Research group IBON said that the Duterte administration can use revenue generated by its regressive Tax Reform for Acceleration and Inclusion (TRAIN) law to fund emergency cash assistance. TRAIN’s new taxes increased the prices for goods and services consumed by the majority poor Filipinos even amid the pandemic and the revenues can be used productively while the law remains. This is making the best out of a bad thing, IBON said.
Up until last year, the TRAIN law allotted ₱36 billion for temporary unconditional cash transfers to the country’s poorest 10 million households at ₱3,600 each for the whole year. This was a stratagem to cover-up the grossly regressive nature of the law, said IBON, but is no longer being given after 2020.
IBON said that this is ₱36 billion that should immediately be allotted for giving additional ayuda especially amid the new round of stricter community quarantines in the National Capital Region (NCR) and elsewhere.
The additional revenues the TRAIN law has generated since being implemented in 2018 actually gives even more scope for ayuda to the poorest families. It is projected to raise ₱133.9 billion in revenues in 2021. The largest part of additional revenues comes from changes in petroleum taxes (₱105.7 billion), sweetened beverages (₱43.4 billion), and value-added tax (₱29.3 billion).
These are indirect consumption taxes that disproportionately burden poor and low-income Filipinos the most. IBON said that to the extent that they are taken from currently distressed families, then it is only proper that the government returns this to them as ayuda.
The case for this is strengthened by how TRAIN in effect already supports the incomes of higher-income groups.

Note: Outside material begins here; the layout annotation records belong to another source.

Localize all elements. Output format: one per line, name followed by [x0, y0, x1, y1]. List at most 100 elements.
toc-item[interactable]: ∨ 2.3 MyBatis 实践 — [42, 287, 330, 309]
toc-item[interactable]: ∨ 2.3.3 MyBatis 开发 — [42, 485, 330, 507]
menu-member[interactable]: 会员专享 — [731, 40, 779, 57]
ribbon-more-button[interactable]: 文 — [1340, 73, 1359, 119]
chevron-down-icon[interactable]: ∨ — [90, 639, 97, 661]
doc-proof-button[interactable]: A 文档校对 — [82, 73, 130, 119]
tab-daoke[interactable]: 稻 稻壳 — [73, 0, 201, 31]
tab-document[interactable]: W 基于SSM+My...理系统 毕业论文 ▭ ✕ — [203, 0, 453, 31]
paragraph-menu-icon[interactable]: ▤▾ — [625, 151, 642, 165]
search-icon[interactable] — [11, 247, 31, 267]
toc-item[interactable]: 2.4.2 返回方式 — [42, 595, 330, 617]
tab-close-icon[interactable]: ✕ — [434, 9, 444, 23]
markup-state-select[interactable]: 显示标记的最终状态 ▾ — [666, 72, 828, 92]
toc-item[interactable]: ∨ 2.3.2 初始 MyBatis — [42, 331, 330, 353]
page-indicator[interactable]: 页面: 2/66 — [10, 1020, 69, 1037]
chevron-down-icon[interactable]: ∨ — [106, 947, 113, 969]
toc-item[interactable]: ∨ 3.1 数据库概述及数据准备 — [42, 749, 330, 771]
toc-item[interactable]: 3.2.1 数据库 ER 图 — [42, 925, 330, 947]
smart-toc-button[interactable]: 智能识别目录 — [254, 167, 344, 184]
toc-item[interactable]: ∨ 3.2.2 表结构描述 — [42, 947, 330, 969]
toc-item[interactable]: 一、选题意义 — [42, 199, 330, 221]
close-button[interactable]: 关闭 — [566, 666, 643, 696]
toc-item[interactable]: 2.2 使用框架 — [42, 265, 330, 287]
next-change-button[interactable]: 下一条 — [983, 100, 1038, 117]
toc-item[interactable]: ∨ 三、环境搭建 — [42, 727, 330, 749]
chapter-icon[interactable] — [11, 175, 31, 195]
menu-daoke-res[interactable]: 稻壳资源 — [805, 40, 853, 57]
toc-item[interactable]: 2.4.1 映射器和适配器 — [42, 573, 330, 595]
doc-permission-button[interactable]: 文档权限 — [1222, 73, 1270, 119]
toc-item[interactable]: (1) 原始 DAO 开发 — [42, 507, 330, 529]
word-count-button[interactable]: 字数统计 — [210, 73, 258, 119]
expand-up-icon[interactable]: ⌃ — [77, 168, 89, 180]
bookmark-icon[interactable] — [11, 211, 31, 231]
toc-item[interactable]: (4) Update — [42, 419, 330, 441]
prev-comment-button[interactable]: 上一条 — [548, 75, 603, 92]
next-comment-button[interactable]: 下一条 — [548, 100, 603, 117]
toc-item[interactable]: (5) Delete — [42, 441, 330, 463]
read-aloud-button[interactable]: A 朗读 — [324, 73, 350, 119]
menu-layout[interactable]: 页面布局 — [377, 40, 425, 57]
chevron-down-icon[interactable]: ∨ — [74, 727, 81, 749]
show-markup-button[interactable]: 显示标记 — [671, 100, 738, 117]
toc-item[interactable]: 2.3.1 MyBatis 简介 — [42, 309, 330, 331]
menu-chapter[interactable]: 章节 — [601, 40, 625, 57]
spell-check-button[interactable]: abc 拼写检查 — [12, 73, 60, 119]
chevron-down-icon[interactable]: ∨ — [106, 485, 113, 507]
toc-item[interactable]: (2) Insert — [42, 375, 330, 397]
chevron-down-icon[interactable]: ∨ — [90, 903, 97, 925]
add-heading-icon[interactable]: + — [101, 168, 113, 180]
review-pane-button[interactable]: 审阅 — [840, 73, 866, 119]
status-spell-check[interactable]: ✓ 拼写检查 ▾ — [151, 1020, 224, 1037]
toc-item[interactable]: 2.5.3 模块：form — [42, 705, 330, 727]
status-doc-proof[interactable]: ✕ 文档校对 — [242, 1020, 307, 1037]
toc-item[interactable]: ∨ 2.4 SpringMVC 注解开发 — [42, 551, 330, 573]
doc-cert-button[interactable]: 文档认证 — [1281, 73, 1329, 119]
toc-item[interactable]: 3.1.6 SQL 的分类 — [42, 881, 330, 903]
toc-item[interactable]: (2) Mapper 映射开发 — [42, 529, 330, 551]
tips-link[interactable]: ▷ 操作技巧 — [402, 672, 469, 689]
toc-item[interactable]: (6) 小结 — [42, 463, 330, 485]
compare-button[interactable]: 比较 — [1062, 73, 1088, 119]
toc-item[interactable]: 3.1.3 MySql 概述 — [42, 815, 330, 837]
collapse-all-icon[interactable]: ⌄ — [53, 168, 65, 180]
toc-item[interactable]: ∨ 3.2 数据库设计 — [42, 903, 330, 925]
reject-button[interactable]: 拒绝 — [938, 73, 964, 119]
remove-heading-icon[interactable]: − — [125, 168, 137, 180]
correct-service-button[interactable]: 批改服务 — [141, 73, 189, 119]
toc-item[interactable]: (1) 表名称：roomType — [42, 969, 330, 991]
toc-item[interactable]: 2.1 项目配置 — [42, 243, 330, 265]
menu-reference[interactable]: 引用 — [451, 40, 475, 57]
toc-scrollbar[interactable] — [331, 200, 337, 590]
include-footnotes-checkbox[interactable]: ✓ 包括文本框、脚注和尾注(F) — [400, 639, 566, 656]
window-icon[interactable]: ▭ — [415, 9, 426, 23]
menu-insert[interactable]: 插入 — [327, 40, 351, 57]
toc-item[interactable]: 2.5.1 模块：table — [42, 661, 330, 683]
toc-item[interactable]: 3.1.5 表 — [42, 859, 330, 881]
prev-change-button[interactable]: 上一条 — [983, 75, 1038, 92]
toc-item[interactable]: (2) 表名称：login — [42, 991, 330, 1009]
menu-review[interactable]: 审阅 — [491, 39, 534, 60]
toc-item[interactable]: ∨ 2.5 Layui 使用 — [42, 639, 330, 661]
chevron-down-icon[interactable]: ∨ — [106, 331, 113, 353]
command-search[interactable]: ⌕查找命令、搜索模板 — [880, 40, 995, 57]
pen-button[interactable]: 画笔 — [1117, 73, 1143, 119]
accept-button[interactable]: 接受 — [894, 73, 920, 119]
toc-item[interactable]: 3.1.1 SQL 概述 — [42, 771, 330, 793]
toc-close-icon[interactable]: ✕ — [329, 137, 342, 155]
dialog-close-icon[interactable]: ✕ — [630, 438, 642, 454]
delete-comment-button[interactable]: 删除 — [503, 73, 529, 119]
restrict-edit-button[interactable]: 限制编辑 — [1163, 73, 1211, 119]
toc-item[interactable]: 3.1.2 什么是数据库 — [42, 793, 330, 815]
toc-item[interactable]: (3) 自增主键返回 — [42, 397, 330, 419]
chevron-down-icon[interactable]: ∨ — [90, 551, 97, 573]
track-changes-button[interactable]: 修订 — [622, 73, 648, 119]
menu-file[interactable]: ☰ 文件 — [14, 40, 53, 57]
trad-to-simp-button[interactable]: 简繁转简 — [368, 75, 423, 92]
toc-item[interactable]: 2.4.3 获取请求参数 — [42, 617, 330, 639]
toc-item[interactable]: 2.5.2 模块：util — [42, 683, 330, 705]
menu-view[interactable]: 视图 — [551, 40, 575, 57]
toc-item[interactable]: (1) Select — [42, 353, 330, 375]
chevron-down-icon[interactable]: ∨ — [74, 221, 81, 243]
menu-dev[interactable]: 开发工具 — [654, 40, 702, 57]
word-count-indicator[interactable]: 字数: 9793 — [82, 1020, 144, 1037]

It lowers personal income, estate, and donor’s taxes paid this year by ₱152 billion, ₱2.1 billion and ₱2.2 billion, respectively. IBON points out that these cuts in direct taxes are going wholly to the country’s highest-income families especially those earning above ₱250,000 annually.

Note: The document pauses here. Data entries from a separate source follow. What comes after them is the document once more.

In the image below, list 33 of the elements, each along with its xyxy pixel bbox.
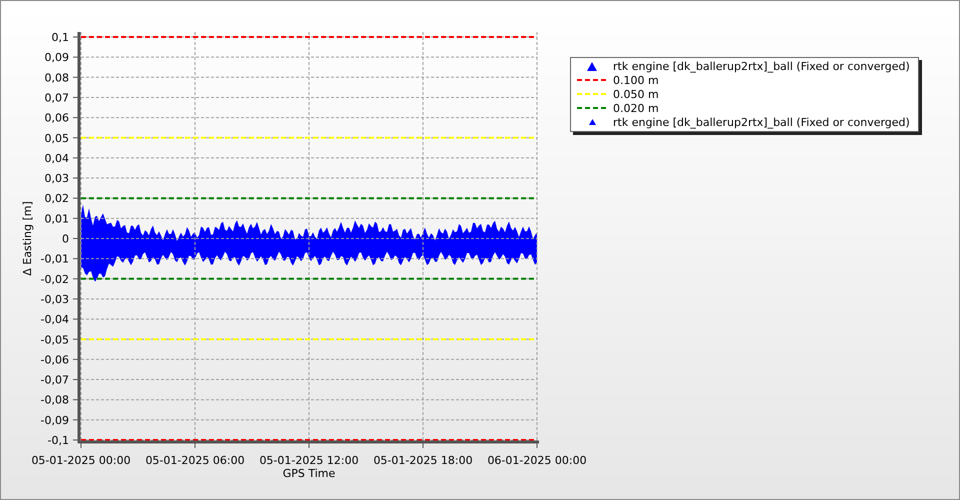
y-tick-label: 0 bbox=[62, 232, 69, 246]
legend-label: 0.020 m bbox=[613, 102, 659, 114]
y-tick-label: 0,07 bbox=[44, 91, 69, 104]
y-tick-label: 0,08 bbox=[44, 71, 69, 84]
y-tick-label: 0,1 bbox=[52, 31, 69, 44]
x-tick-label: 05-01-2025 00:00 bbox=[31, 454, 131, 467]
x-tick-label: 06-01-2025 00:00 bbox=[487, 454, 587, 467]
y-tick-label: -0,1 bbox=[48, 434, 69, 447]
legend-label: rtk engine [dk_ballerup2rtx]_ball (Fixed or converged) bbox=[613, 60, 910, 72]
y-tick-label: 0,06 bbox=[44, 112, 69, 125]
y-tick-label: -0,01 bbox=[40, 252, 69, 266]
y-tick-label: 0,02 bbox=[44, 192, 69, 206]
y-tick-label: -0,02 bbox=[40, 272, 69, 286]
y-tick-label: -0,07 bbox=[40, 374, 69, 387]
y-tick-label: 0,09 bbox=[44, 51, 69, 64]
legend-label: rtk engine [dk_ballerup2rtx]_ball (Fixed or converged) bbox=[613, 116, 910, 128]
y-tick-label: 0,04 bbox=[44, 152, 69, 165]
y-tick-label: -0,08 bbox=[40, 394, 69, 407]
y-tick-label: -0,09 bbox=[40, 414, 69, 427]
y-axis-title: Δ Easting [m] bbox=[21, 201, 34, 276]
x-axis-title: GPS Time bbox=[282, 467, 336, 480]
y-tick-label: -0,04 bbox=[40, 313, 69, 326]
legend-label: 0.100 m bbox=[613, 74, 659, 86]
y-tick-label: 0,05 bbox=[44, 132, 69, 145]
y-tick-label: -0,06 bbox=[40, 353, 69, 366]
x-tick-label: 05-01-2025 12:00 bbox=[259, 454, 359, 467]
legend-label: 0.050 m bbox=[613, 88, 659, 100]
x-tick-label: 05-01-2025 06:00 bbox=[145, 454, 245, 467]
y-tick-label: 0,01 bbox=[44, 212, 69, 226]
y-tick-label: -0,05 bbox=[40, 333, 69, 346]
y-tick-label: 0,03 bbox=[44, 172, 69, 186]
x-tick-label: 05-01-2025 18:00 bbox=[373, 454, 473, 467]
y-tick-label: -0,03 bbox=[40, 292, 69, 306]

In contrast some 15 million families, or six out of ten Filipino families, earning below this threshold are actually worse off under TRAIN in paying higher indirect consumption taxes without compensatory gains from lower direct taxes, stressed IBON. The tax-driven erosion of household incomes of the poorest was unconscionable before but even more so now amid the lockdown-driven collapse in incomes and livelihoods.
TRAIN made petroleum products and sugary drinks more expensive with a further inflationary effect on the prices of food, transportation and electricity. Inflation is worst for the bottom 30% of the population as it is, increasing from 2.9% in July 2020 to 4.4% in July 2021, with food inflation in particular accelerated from 1.5% to 4.2% over that same period.
Because of TRAIN’s additional oil excise taxes, LPG is now more expensive by ₱6 per kilo, diesel by ₱6 per liter, kerosene by ₱3 per liter, and gas by ₱10 per liter. The new excise taxes on sweetened beverages are at ₱6-12 per liter of volume capacity.
These are undue burdens on the poor especially amid the current economic crisis, said IBON. A short-route jeepney driver, for example, now pays ₱73.92 more for 11 liters of daily diesel, or up to ₱2,218 more every month. Farmers pay ₱1,277 more for 190 liters of diesel per hectare every harvest season. Households using LPG for cooking have to pay at least ₱36.96 more per 11-kilo tank.
Sweetened beverages can account for as much as 80% of sari-sari stores’ sales. IBON noted that the prices of items commonly bought by ordinary low-income families have soared: a powdered juice drink sachet that makes 1 liter priced at ₱7 pre-TRAIN now costs ₱22; a 250ml juice tetra pack that cost ₱14 pre-TRAIN now costs ₱20.
The Duterte administration has no reason to keep saying that it does not have the money for additional ayuda, IBON said. The government’s TRAIN tax reforms have raised revenues albeit in a grossly regressive manner placing a disproportionate burden on the poorest and most vulnerable households. At the same time TRAIN reduced the tax burden on high-income families including the country’s wealthiest, while its recent Corporate Recovery and Tax Incentives for Enterprises (CREATE) law cut income taxes on large corporations and foreign firms.
IBON stressed that the tax system urgently needs to be made fairer, more equitable and progressive. In the meantime, the revenues being generated should be directed towards those most in need starting with critical ayuda to mitigate the impact of the government’s repeated strict lockdowns, said the group.